Conclusion: The RP2D of durvalumab and trastuzumab is standard full doses of both agents. No significant clinical activity was observed in patients with heavily pretreated HER2‐positive PD‐L1‐negative MBC.

IND 222 Publication: A phase I study of vistusertib (dual mTORC1/2 inhibitor) in patients with previously treated glioblastoma multiforme

Lapointe S, Mason W, MacNeil M, Harlos C, Tsang R, Sederias J, Luchman HA, Weiss S, Rossiter JP, Tu D, Seymour L, Smoragiewicz M. A phase I study of vistusertib (dual mTORC1/2 inhibitor) in patients with previously treated glioblastoma multiforme: a CCTG study (ONLINE). Invest New Drugs 2019. https://link.springer.com/article/10.1007/s10637-019-00875-4?wt_mc=Internal.Event.1.SEM.ArticleAuthorOnlineFirst&utm_source=ArticleAuthorOnlineFirst&utm_medium=email&utm_content=AA_en_06082018&ArticleAuthorOnlineFirst_20191111

The standard or usual treatment for this disease is standard chemotherapy alone. AZD2014 is a new type of drug for glioblastoma multiforme. In the laboratory it has been shown to slow the growth of glioblastoma multiforme. In some animal studies AZD2014 seemed to work better when given with a drug called temozolomide.

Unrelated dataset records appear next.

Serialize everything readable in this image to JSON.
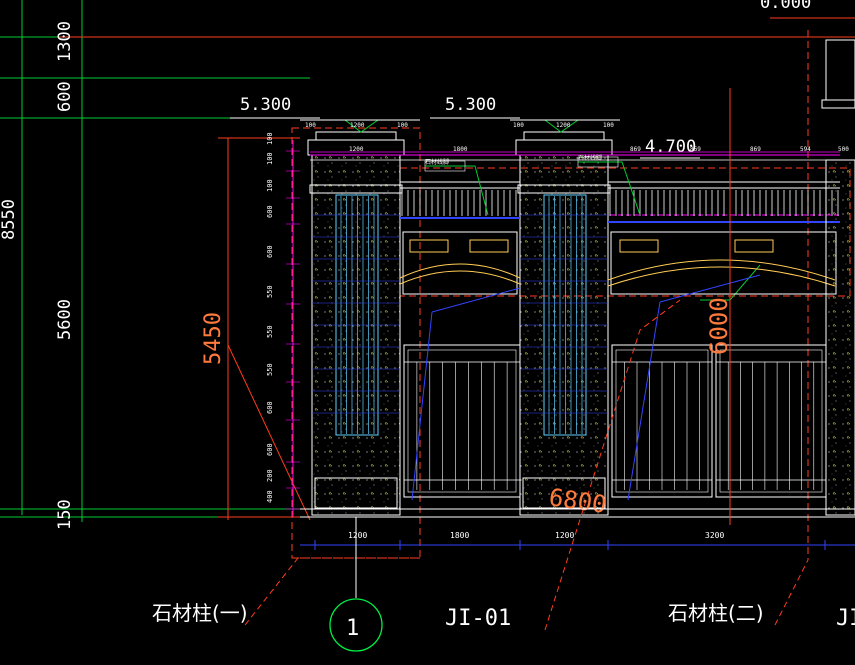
{
  "overall_dims": {
    "left_total": "8550",
    "left_top": "1300",
    "left_mid": "600",
    "left_main": "5600",
    "left_bottom": "150",
    "top_right": "0.000"
  },
  "elevations": {
    "left": "5.300",
    "center": "5.300",
    "right": "4.700",
    "height_dim": "5450"
  },
  "cap_dims": {
    "c1": "100",
    "c2": "1200",
    "c3": "100",
    "c4": "100",
    "c5": "1200",
    "c6": "100"
  },
  "top_dims": [
    "1200",
    "1800",
    "869",
    "869",
    "869",
    "594",
    "500"
  ],
  "vertical_dims": [
    "100",
    "100",
    "100",
    "600",
    "600",
    "550",
    "550",
    "550",
    "600",
    "600",
    "200",
    "400"
  ],
  "bottom_dims": [
    "1200",
    "1800",
    "1200",
    "3200"
  ],
  "callouts": {
    "c6000": "6000",
    "c6800": "6800"
  },
  "labels": {
    "stone_pillar_1": "石材柱(一)",
    "stone_pillar_2": "石材柱(二)",
    "jl01": "JI-01",
    "jl_partial": "JI",
    "axis": "1"
  },
  "notes": {
    "n1": "石材线脚",
    "n2": "石材线脚"
  },
  "colors": {
    "bg": "#000000",
    "dim_green": "#00ff00",
    "dim_red": "#ff3b1f",
    "cyan": "#00e5ff",
    "magenta": "#ff00ff",
    "yellow": "#ffff00",
    "blue": "#3344ff",
    "orange": "#ff7a3c",
    "white": "#ffffff"
  }
}
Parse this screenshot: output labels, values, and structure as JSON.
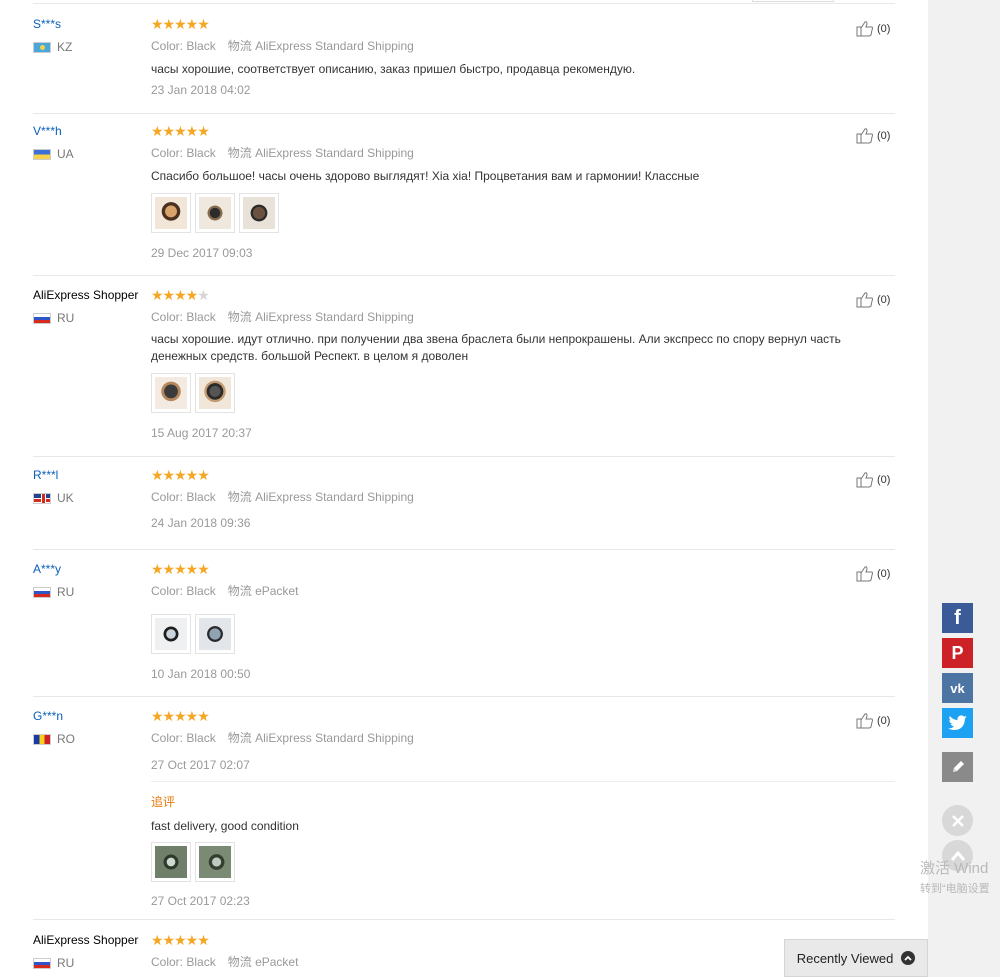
{
  "reviews": [
    {
      "user": "S***s",
      "country": "KZ",
      "flag": "kz",
      "stars": 5,
      "likes": "(0)",
      "color_label": "Color:",
      "color_value": "Black",
      "shipping_label": "物流",
      "shipping_value": "AliExpress Standard Shipping",
      "text": "часы хорошие, соответствует описанию, заказ пришел быстро, продавца рекомендую.",
      "date": "23 Jan 2018 04:02"
    },
    {
      "user": "V***h",
      "country": "UA",
      "flag": "ua",
      "stars": 5,
      "likes": "(0)",
      "color_label": "Color:",
      "color_value": "Black",
      "shipping_label": "物流",
      "shipping_value": "AliExpress Standard Shipping",
      "text": "Спасибо большое! часы очень здорово выглядят! Xia xia! Процветания вам и гармонии! Классные",
      "date": "29 Dec 2017 09:03"
    },
    {
      "user": "AliExpress Shopper",
      "country": "RU",
      "flag": "ru",
      "stars": 4,
      "likes": "(0)",
      "color_label": "Color:",
      "color_value": "Black",
      "shipping_label": "物流",
      "shipping_value": "AliExpress Standard Shipping",
      "text": "часы хорошие. идут отлично. при получении два звена браслета были непрокрашены. Али экспресс по спору вернул часть денежных средств. большой Респект. в целом я доволен",
      "date": "15 Aug 2017 20:37"
    },
    {
      "user": "R***l",
      "country": "UK",
      "flag": "uk",
      "stars": 5,
      "likes": "(0)",
      "color_label": "Color:",
      "color_value": "Black",
      "shipping_label": "物流",
      "shipping_value": "AliExpress Standard Shipping",
      "date": "24 Jan 2018 09:36"
    },
    {
      "user": "A***y",
      "country": "RU",
      "flag": "ru",
      "stars": 5,
      "likes": "(0)",
      "color_label": "Color:",
      "color_value": "Black",
      "shipping_label": "物流",
      "shipping_value": "ePacket",
      "date": "10 Jan 2018 00:50"
    },
    {
      "user": "G***n",
      "country": "RO",
      "flag": "ro",
      "stars": 5,
      "likes": "(0)",
      "color_label": "Color:",
      "color_value": "Black",
      "shipping_label": "物流",
      "shipping_value": "AliExpress Standard Shipping",
      "date": "27 Oct 2017 02:07",
      "followup_label": "追评",
      "followup_text": "fast delivery, good condition",
      "followup_date": "27 Oct 2017 02:23"
    },
    {
      "user": "AliExpress Shopper",
      "country": "RU",
      "flag": "ru",
      "stars": 5,
      "likes": "(0)",
      "color_label": "Color:",
      "color_value": "Black",
      "shipping_label": "物流",
      "shipping_value": "ePacket"
    }
  ],
  "share": {
    "facebook": "f",
    "pinterest": "P",
    "vk": "vk"
  },
  "watermark": {
    "line1": "激活 Wind",
    "line2": "转到“电脑设置"
  },
  "recently_viewed": "Recently Viewed",
  "colors": {
    "star": "#f5a623",
    "username": "#0b5fb8",
    "followup": "#e8790a",
    "facebook": "#3b5b98",
    "pinterest": "#cc2127",
    "vk": "#4c75a3",
    "twitter": "#1da1f2"
  },
  "icons": [
    "thumbs-up-icon",
    "flag-icon",
    "star-icon",
    "facebook-icon",
    "pinterest-icon",
    "vk-icon",
    "twitter-icon",
    "pencil-icon",
    "close-icon",
    "chevron-up-icon"
  ]
}
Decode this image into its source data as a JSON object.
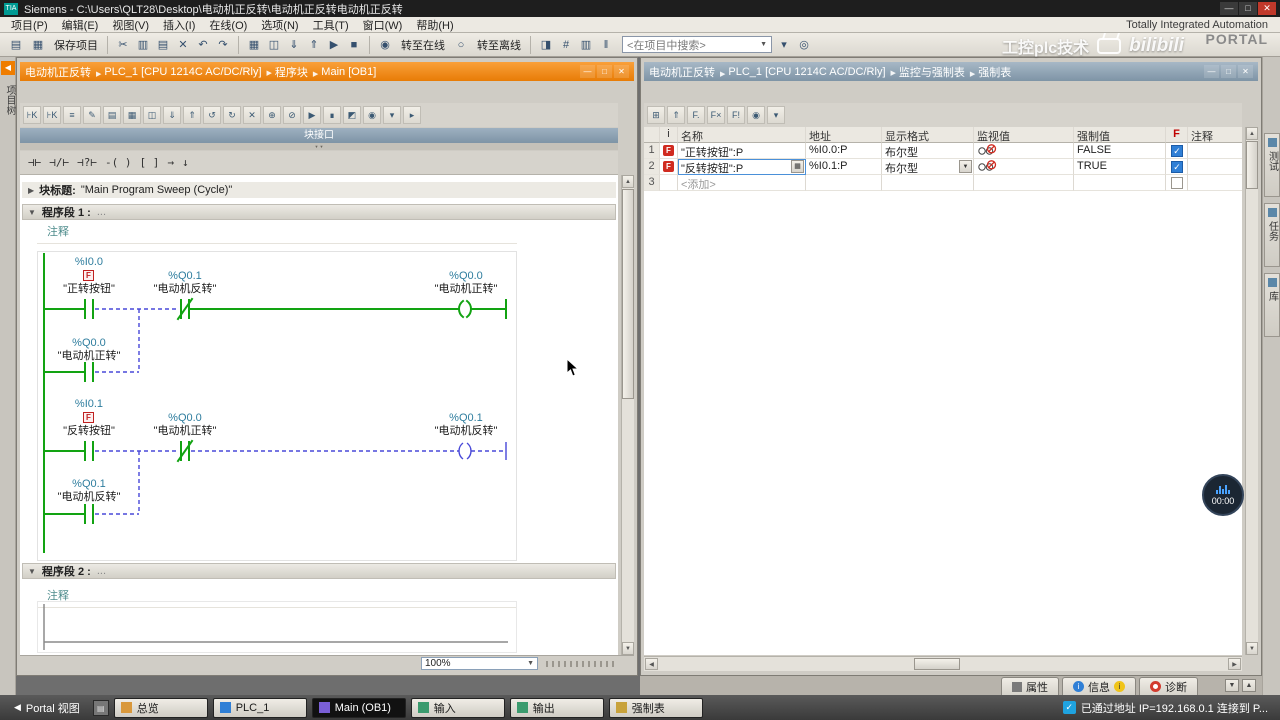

Conclusion: This phase I study of the dual mTORC1/2 inhibitor vistusertib in combination with TMZ in patients with GBM at first recurrence demonstrated a favorable safety profile at the tested dose levels. Although only one partial response was noted, prolonged disease stability was seen in 38% of patients. Despite the decision to abandon the development of vistusertib, further strategies utilizing dual mTORC1/2 inhibitors in selected patients with GBM may merit additional evaluation.